Innovating the government

Blogikirjoitus  •  2012-02-20 15:03 EET

Earlier this month I visited the event Ambtenaar 2.0 (roughly translated Government Worker 2.0) in The Hague. At this event the aim was to share experiences about how to collaborate more effectively and increase innovation using social collaboration/media tools. The event was attended by more than 400 government workers in The Netherlands.

When you think of government workers you probably don’t think about innovation. This can be explained by the fact that the work of most government workers is highly structured, consists of many rules and legislations, and is highly influenced by a traditional work culture that simply does not support innovation.

However at the event, there was a incredible buzz and positive energy to learn how to become more lean, more customer focused and innovative. Several trends form the foundation for that. Firstly, like in any other organization also at the government the average age is decreasing. Younger workers bring different attitudes and new energy. Secondly, social media and social collaboration tools have entered the government. New tools support new ways of working and tear down organizational boundaries.

But to truly innovate a government organization, a cultural change has to take place. What probably sets a government organization apart from commercial companies is a strong fear of change. Of course we witness this also at our private sector customers, but this fear is more deeply rooted in government workers. To become innovative and allow new ways of working in to the workplace it is necessary to step out your comfort zone. The work culture at the government does not support this.

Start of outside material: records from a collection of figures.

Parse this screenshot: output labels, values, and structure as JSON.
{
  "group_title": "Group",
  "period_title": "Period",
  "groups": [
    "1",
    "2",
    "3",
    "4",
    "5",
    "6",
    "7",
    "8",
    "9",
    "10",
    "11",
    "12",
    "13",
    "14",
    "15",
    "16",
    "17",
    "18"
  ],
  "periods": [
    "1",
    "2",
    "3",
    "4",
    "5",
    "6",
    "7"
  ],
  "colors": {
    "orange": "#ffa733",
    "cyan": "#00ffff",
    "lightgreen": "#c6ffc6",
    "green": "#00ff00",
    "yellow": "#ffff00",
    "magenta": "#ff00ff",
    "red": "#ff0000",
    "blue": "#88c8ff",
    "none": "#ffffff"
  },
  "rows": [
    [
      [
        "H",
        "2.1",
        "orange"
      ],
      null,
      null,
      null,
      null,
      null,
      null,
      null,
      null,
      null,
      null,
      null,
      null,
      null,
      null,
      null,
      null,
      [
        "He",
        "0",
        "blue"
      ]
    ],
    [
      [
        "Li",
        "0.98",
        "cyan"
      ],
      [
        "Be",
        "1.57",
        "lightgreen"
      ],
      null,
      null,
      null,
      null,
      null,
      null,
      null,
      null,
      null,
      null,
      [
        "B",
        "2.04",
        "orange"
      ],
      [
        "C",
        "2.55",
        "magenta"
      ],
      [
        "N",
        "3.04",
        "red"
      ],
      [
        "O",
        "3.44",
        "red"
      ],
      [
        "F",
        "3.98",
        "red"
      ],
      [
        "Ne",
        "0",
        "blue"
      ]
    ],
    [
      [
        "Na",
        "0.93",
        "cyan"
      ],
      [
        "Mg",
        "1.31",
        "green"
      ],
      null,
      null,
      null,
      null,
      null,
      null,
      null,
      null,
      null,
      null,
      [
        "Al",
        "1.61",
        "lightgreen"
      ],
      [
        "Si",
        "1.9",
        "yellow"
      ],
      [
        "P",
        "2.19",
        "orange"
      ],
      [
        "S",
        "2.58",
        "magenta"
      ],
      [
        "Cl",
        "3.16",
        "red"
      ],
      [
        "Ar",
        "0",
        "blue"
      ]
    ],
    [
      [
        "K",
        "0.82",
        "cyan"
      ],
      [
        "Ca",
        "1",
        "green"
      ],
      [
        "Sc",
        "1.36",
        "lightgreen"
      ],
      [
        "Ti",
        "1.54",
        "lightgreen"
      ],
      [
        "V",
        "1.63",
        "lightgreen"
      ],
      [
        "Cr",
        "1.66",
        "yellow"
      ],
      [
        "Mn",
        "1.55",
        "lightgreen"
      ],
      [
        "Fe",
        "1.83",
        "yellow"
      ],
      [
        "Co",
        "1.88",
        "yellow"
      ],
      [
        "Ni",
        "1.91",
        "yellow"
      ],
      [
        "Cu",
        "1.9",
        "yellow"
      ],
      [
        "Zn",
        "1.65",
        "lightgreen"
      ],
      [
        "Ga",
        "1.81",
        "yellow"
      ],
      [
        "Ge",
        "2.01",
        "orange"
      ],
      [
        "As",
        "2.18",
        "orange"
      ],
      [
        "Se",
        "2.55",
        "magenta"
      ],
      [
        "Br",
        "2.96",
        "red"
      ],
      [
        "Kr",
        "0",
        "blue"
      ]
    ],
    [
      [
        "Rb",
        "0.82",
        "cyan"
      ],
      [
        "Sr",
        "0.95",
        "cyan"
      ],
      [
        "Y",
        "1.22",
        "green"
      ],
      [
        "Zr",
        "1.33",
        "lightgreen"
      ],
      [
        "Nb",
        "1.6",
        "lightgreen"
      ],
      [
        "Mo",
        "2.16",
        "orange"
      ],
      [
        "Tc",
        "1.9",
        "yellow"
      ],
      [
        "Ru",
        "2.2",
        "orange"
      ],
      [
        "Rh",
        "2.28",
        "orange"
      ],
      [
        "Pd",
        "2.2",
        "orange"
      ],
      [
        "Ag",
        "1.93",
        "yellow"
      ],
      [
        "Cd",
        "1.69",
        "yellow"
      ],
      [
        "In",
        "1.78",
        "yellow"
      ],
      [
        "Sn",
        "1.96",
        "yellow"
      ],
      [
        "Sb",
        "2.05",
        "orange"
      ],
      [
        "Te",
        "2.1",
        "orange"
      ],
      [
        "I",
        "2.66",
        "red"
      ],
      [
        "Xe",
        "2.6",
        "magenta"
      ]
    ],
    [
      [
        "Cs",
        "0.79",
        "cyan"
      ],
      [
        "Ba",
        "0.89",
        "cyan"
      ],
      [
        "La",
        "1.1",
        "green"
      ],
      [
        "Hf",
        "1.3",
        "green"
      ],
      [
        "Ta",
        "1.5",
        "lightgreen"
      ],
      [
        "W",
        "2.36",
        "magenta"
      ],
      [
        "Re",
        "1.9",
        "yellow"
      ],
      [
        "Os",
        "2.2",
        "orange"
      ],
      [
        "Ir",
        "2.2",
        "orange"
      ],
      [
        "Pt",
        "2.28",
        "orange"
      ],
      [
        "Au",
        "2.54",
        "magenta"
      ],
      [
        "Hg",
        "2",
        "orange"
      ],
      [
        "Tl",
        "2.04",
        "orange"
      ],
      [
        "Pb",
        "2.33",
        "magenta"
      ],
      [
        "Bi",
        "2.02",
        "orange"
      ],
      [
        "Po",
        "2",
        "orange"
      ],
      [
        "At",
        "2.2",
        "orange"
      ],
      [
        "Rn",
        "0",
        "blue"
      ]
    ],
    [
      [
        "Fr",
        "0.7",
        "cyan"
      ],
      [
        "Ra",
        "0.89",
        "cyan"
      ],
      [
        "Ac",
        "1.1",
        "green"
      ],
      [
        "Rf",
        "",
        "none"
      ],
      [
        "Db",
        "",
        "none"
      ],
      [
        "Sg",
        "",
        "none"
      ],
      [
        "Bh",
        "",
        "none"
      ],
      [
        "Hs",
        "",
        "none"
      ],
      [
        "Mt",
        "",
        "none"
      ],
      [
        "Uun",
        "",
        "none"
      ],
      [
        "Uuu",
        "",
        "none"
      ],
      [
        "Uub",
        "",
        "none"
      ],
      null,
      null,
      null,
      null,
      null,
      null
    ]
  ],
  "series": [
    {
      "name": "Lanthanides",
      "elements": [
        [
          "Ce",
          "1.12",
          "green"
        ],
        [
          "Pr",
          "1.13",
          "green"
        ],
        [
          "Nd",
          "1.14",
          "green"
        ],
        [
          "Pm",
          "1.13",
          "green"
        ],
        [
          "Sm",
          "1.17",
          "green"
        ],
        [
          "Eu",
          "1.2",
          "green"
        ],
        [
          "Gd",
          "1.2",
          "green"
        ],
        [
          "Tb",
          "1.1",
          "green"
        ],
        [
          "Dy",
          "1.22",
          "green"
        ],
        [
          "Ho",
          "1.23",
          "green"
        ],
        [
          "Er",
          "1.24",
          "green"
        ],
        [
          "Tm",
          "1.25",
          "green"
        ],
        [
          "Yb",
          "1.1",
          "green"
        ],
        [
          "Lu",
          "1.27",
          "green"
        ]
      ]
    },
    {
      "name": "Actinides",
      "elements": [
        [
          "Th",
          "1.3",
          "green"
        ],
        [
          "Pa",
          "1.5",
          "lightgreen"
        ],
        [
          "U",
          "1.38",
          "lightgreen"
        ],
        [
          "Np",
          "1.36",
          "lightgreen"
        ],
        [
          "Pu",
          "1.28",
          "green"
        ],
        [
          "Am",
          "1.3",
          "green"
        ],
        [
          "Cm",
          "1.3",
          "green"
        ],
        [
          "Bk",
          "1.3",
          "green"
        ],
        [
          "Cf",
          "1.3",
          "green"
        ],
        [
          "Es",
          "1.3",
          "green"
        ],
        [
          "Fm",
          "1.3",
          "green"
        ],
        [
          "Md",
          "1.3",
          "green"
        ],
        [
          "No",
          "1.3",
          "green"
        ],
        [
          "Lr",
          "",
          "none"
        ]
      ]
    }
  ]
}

Maybe the government can learn from traditional organizations in the private sector. From our experience we see that the success of a social collaboration solution starts with asking yourself what specific challenge you are trying to solve for the worker. We use a very pragmatic approach and try not to address big picture challenges but look at measureable improvements.

In practice this means that small teams may experiment in real projects supported by their managers, however not involving IT departments or top management. It has proven to be more successful to show top management concrete results before introducing a new way of working or tool. On the other hand top managers are the most networked and benefit the most from social collaboration. Our solution has been specifically designed for networked collaboration thus introducing a tool for collaborating with external partners and across different layers of the organization can prove the benefits even more clearly.

To implement cultural change throughout the organization it is obvious that top management needs to support this, offer direction and a clear vision. There is no grand strategy or proven path of success to make this happen. Both bottom up and top down influences are necessary to increase innovation in an organization.